The good news for the industry is that 70% of our respondents expect to be working in the industry in five years time. As with most things, you can only create success if you have continuity.
It's often said that insurance is a people industry. While personal development is clearly the most important factor in attracting people to insurance in the first place (46% of respondents), the opportunities to interact, network and bond with colleagues play the greatest role in keeping insurance professionals in their current job.
The proportion of respondents citing people within the organisation as the most significant factor in their job has actually increased since our 2005 survey, perhaps reflecting the loyalty undoubtedly engendered by the industry in an increasingly uncertain working world.

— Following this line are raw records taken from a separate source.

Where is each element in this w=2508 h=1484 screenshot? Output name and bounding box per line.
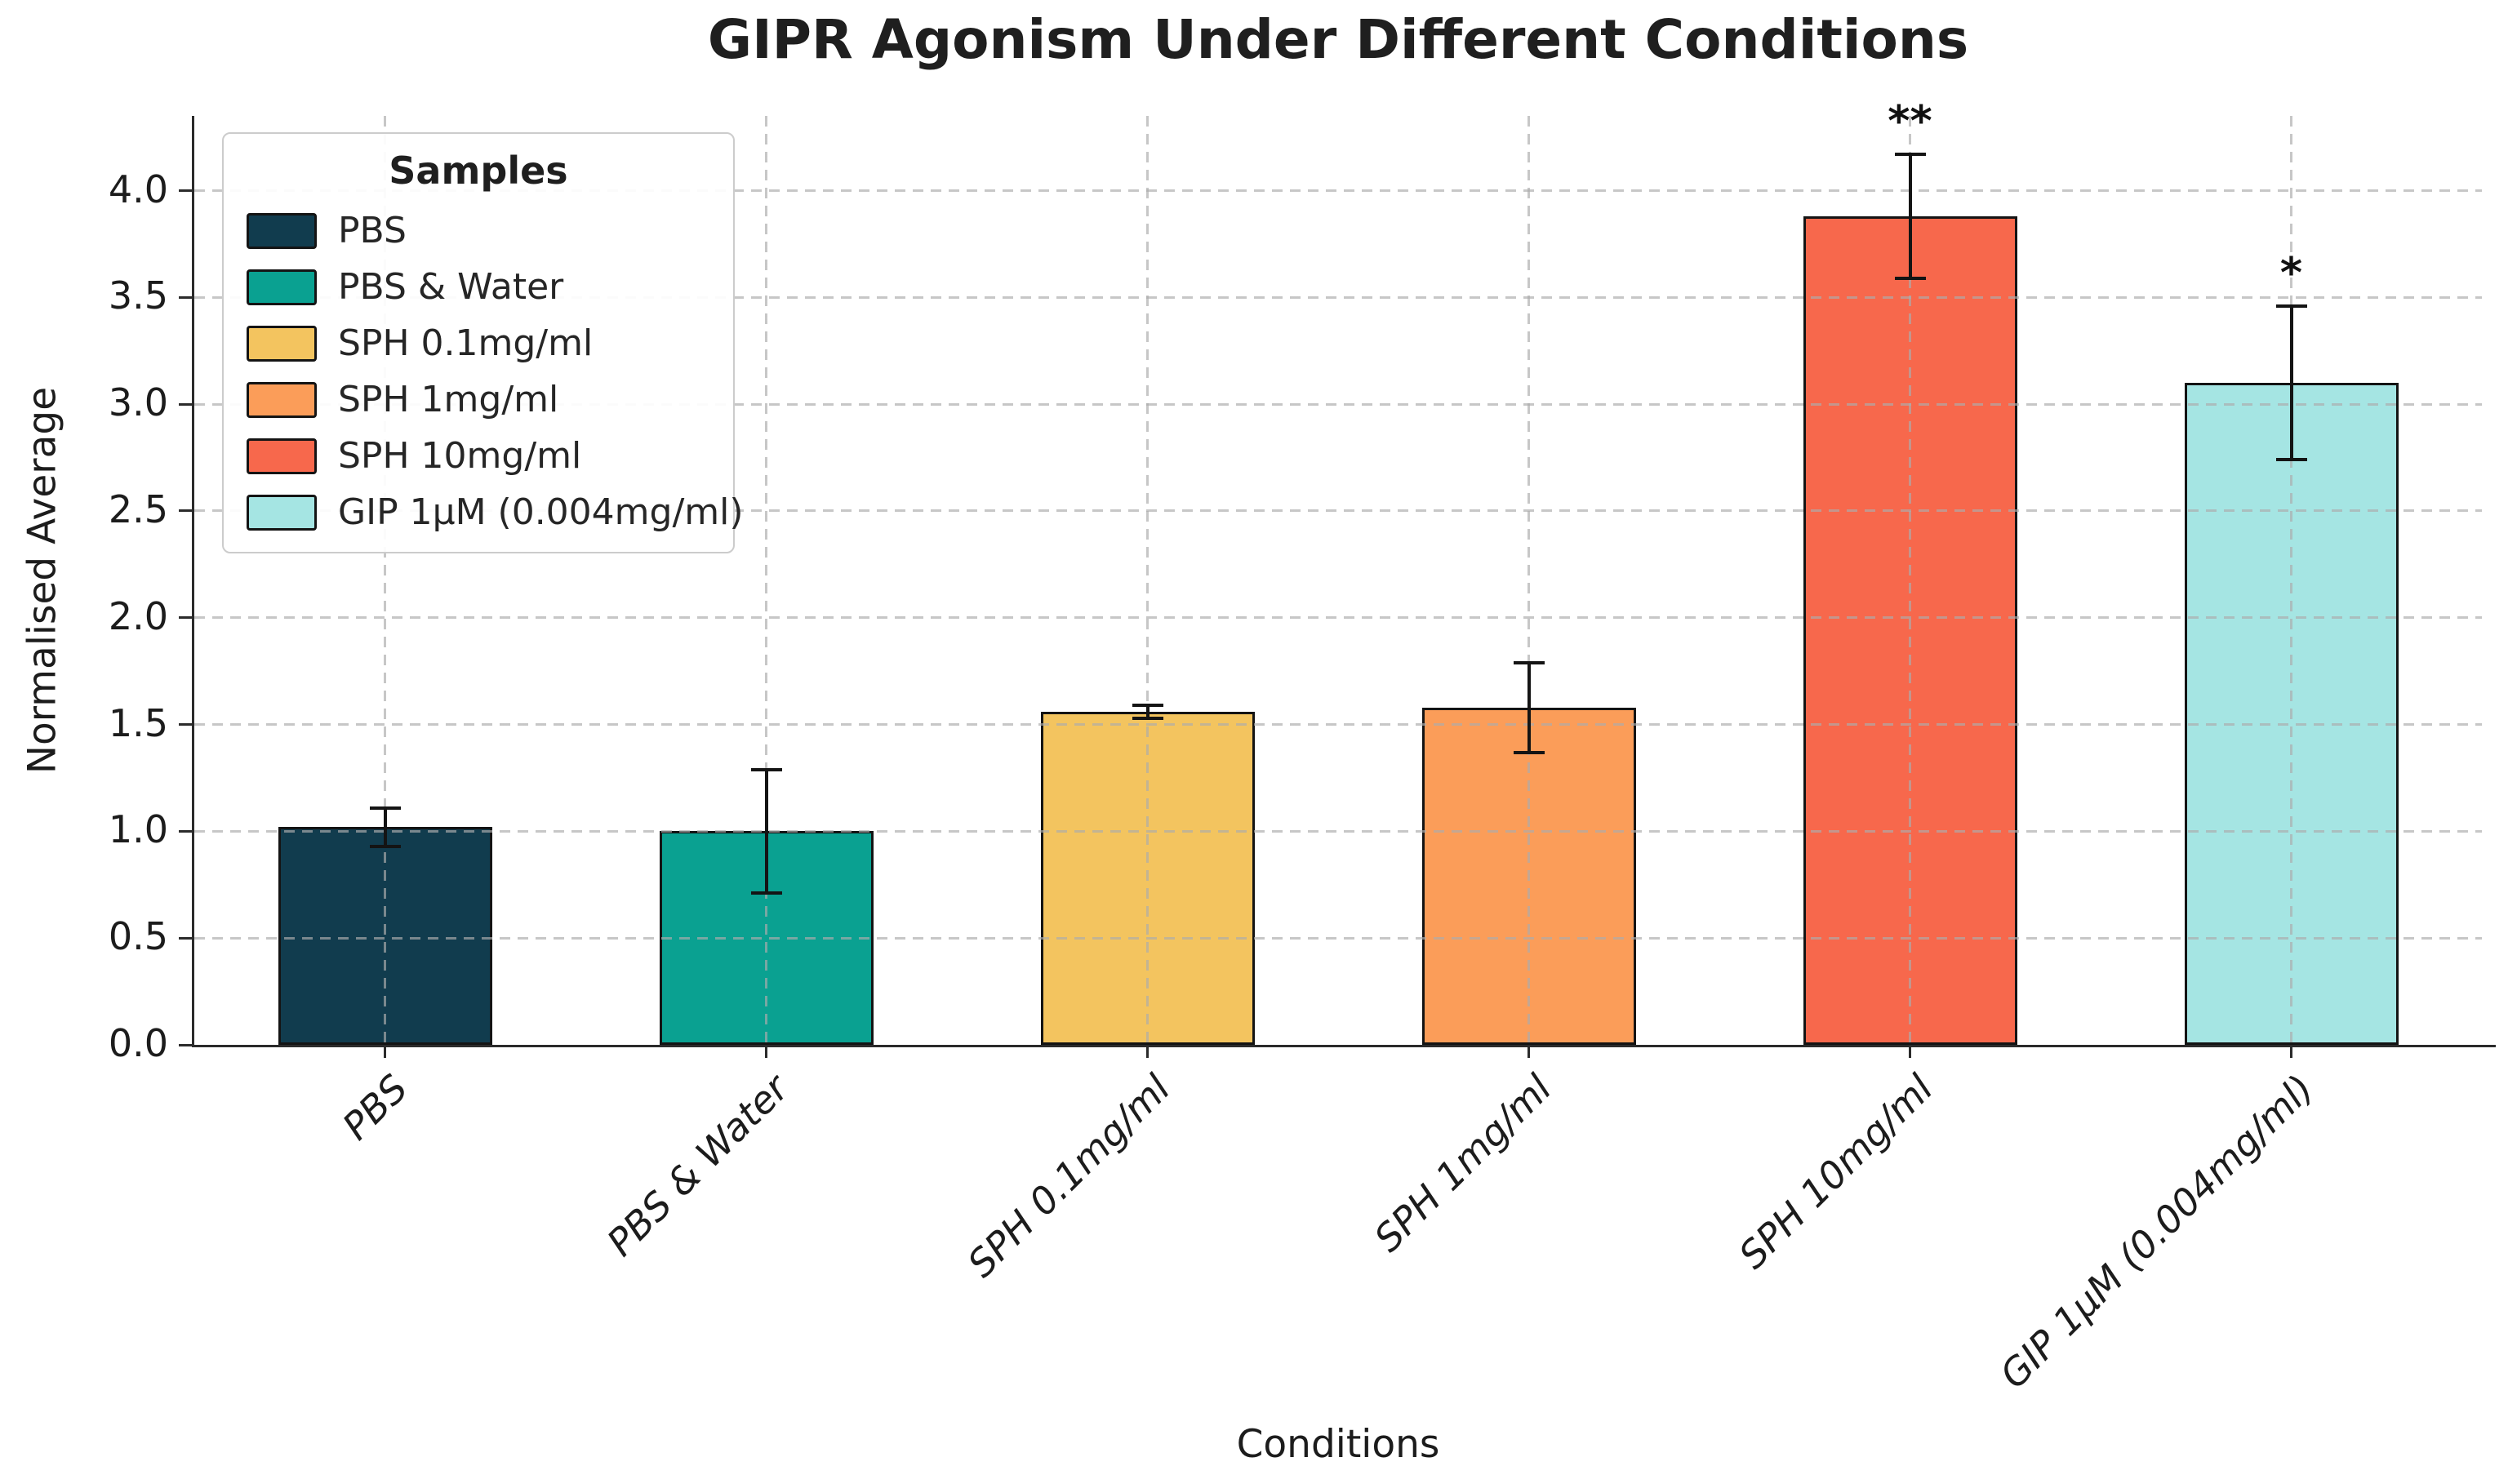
v-gridline [1146,116,1149,1045]
h-gridline [194,936,2482,940]
legend-title: Samples [389,149,568,193]
y-tick-mark [179,295,192,299]
legend-swatch [247,212,317,249]
x-tick-mark [1527,1045,1530,1058]
h-gridline [194,402,2482,406]
y-tick-label: 4.0 [108,167,168,211]
error-bar-sph-1mg-ml [1527,662,1531,753]
legend-label: SPH 10mg/ml [338,435,582,477]
legend-entry-sph-1mg-ml: SPH 1mg/ml [224,371,733,428]
legend-entry-pbs: PBS [224,202,733,259]
h-gridline [194,616,2482,620]
y-tick-mark [179,936,192,940]
legend: Samples PBS PBS & Water SPH 0.1mg/ml SPH 1m… [222,132,744,553]
error-cap-top [1132,704,1163,708]
legend-label: SPH 0.1mg/ml [338,322,594,364]
x-axis-spine [192,1045,2496,1047]
error-cap-bottom [369,844,401,848]
error-cap-top [1513,660,1545,664]
y-tick-label: 0.5 [108,914,168,959]
x-axis-label: Conditions [1236,1422,1440,1467]
h-gridline [194,189,2482,193]
error-bar-pbs [383,807,387,846]
y-tick-mark [179,509,192,513]
y-tick-mark [179,829,192,833]
h-gridline [194,723,2482,726]
y-tick-mark [179,723,192,726]
error-cap-top [1894,153,1926,157]
chart-title: GIPR Agonism Under Different Conditions [707,8,1969,71]
y-tick-label: 2.0 [108,593,168,638]
x-tick-label-text: SPH 0.1mg/ml [958,1066,1179,1286]
error-cap-bottom [1894,276,1926,280]
legend-label: SPH 1mg/ml [338,379,559,420]
y-tick-mark [179,616,192,620]
x-tick-mark [384,1045,386,1058]
h-gridline [194,509,2482,513]
legend-entry-sph-0-1mg-ml: SPH 0.1mg/ml [224,315,733,371]
error-bar-pbs-water [764,769,768,894]
error-bar-sph-0-1mg-ml [1145,705,1150,718]
legend-entry-pbs-water: PBS & Water [224,259,733,315]
y-tick-label: 1.5 [108,700,168,745]
v-gridline [384,116,386,1045]
legend-label: GIP 1μM (0.004mg/ml) [338,491,744,533]
y-tick-mark [179,189,192,193]
legend-swatch [247,325,317,362]
x-tick-label-text: GIP 1μM (0.004mg/ml) [1991,1066,2323,1397]
error-cap-bottom [1513,750,1545,754]
y-tick-label: 0.0 [108,1021,168,1065]
y-tick-label: 3.5 [108,273,168,318]
x-tick-label-text: PBS & Water [598,1066,798,1265]
h-gridline [194,295,2482,299]
error-cap-bottom [750,891,782,895]
v-gridline [2290,116,2292,1045]
error-cap-top [2275,304,2307,308]
legend-label: PBS & Water [338,266,564,308]
y-tick-label: 2.5 [108,487,168,531]
y-axis-spine [192,116,194,1045]
x-tick-mark [1909,1045,1911,1058]
error-cap-bottom [2275,458,2307,462]
error-bar-sph-10mg-ml [1908,154,1912,278]
x-tick-mark [2290,1045,2292,1058]
error-cap-bottom [1132,716,1163,720]
legend-swatch [247,381,317,418]
y-tick-label: 3.0 [108,380,168,425]
legend-entries: PBS PBS & Water SPH 0.1mg/ml SPH 1mg/ml SPH … [224,202,744,540]
plot-area: Samples PBS PBS & Water SPH 0.1mg/ml SPH 1m… [109,97,2496,1397]
y-tick-label: 1.0 [108,807,168,852]
legend-entry-sph-10mg-ml: SPH 10mg/ml [224,428,733,484]
v-gridline [765,116,767,1045]
legend-entry-gip-1-m-0-004mg-ml: GIP 1μM (0.004mg/ml) [224,484,744,540]
error-bar-gip-1-m-0-004mg-ml [2289,305,2293,460]
legend-swatch [247,269,317,305]
y-tick-mark [179,402,192,406]
v-gridline [1909,116,1911,1045]
y-axis-label: Normalised Average [20,386,65,775]
x-tick-label-text: SPH 10mg/ml [1730,1066,1941,1277]
legend-swatch [247,438,317,474]
x-tick-label-text: SPH 1mg/ml [1365,1066,1560,1260]
y-tick-mark [179,1043,192,1046]
x-tick-label-text: PBS [333,1066,416,1149]
significance-marker: ** [1888,97,1932,147]
error-cap-top [750,767,782,771]
error-cap-top [369,806,401,810]
h-gridline [194,829,2482,833]
legend-swatch [247,494,317,531]
significance-marker: * [2279,248,2303,298]
x-tick-mark [765,1045,767,1058]
x-tick-mark [1146,1045,1149,1058]
legend-label: PBS [338,210,407,251]
v-gridline [1527,116,1530,1045]
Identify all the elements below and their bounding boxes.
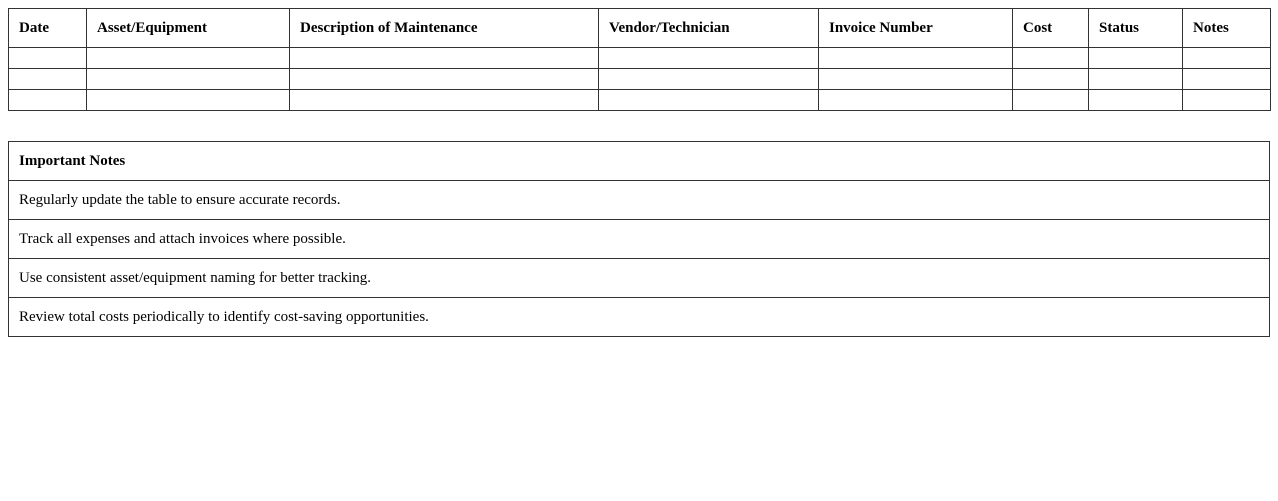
note-row: Review total costs periodically to ident… xyxy=(8,297,1270,337)
notes-header-row: Important Notes xyxy=(8,141,1270,181)
table-cell[interactable] xyxy=(1088,68,1183,90)
table-cell[interactable] xyxy=(1182,47,1271,69)
table-cell[interactable] xyxy=(8,89,87,111)
table-cell[interactable] xyxy=(818,68,1013,90)
column-header-invoice: Invoice Number xyxy=(818,8,1013,48)
table-cell[interactable] xyxy=(1088,47,1183,69)
notes-title: Important Notes xyxy=(8,141,1270,181)
table-cell[interactable] xyxy=(1012,68,1089,90)
note-row: Use consistent asset/equipment naming fo… xyxy=(8,258,1270,298)
note-item: Track all expenses and attach invoices w… xyxy=(8,219,1270,259)
table-cell[interactable] xyxy=(86,47,290,69)
note-item: Use consistent asset/equipment naming fo… xyxy=(8,258,1270,298)
header-row: Date Asset/Equipment Description of Main… xyxy=(8,8,1271,48)
table-row xyxy=(8,89,1271,111)
table-cell[interactable] xyxy=(598,47,819,69)
table-cell[interactable] xyxy=(8,47,87,69)
table-cell[interactable] xyxy=(1182,89,1271,111)
important-notes-table: Important Notes Regularly update the tab… xyxy=(8,141,1270,337)
maintenance-log-table: Date Asset/Equipment Description of Main… xyxy=(8,8,1271,111)
table-cell[interactable] xyxy=(1088,89,1183,111)
table-cell[interactable] xyxy=(86,68,290,90)
column-header-cost: Cost xyxy=(1012,8,1089,48)
table-row xyxy=(8,47,1271,69)
column-header-asset: Asset/Equipment xyxy=(86,8,290,48)
note-item: Regularly update the table to ensure acc… xyxy=(8,180,1270,220)
table-cell[interactable] xyxy=(1012,47,1089,69)
table-cell[interactable] xyxy=(598,68,819,90)
column-header-vendor: Vendor/Technician xyxy=(598,8,819,48)
table-cell[interactable] xyxy=(818,47,1013,69)
table-cell[interactable] xyxy=(1182,68,1271,90)
note-item: Review total costs periodically to ident… xyxy=(8,297,1270,337)
note-row: Regularly update the table to ensure acc… xyxy=(8,180,1270,220)
table-cell[interactable] xyxy=(1012,89,1089,111)
note-row: Track all expenses and attach invoices w… xyxy=(8,219,1270,259)
table-cell[interactable] xyxy=(598,89,819,111)
column-header-notes: Notes xyxy=(1182,8,1271,48)
table-cell[interactable] xyxy=(289,89,599,111)
column-header-description: Description of Maintenance xyxy=(289,8,599,48)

And, despite popular perception of the financial services industry, insurers and brokers are clearly not motivated by money, with only 13% citing salaries or bonuses as the major motivating factor in keeping them in the current job.
It is ironic that while middle managers are suffering from a fall in wages they are the group suffering the most stress. On our stress barometer rating seven as the highest level and one as the lowest, middle managers ranked an average of 4.02. Intriguingly, those paid the most - managing directors and chief executives - ranked the lowest score with 3.59. The lowest paid of all, administrators, come just above chief executives with a stress level of 3.67 and junior/account executives have a stress rating of 3.84.
Forty one per cent of our respondents have been approached by headhunters, once or twice and 34% never have.
Worried about the chop?
When it comes to the threat of redundancy our respondents feel no worries at all. Fifty eight per cent account for the first two options of having no worries at all. This is in line with the previous survey and shows that despite changes in the industry people feel secure in their jobs. Only 2% are very worried about redundancy. Whether this will change in years to come will be one statistic to watch. Our survey may show that while some people may be in line for redundancy they could be in line for big pay-offs (depending on their length of service) and therefore not worried about redundancy.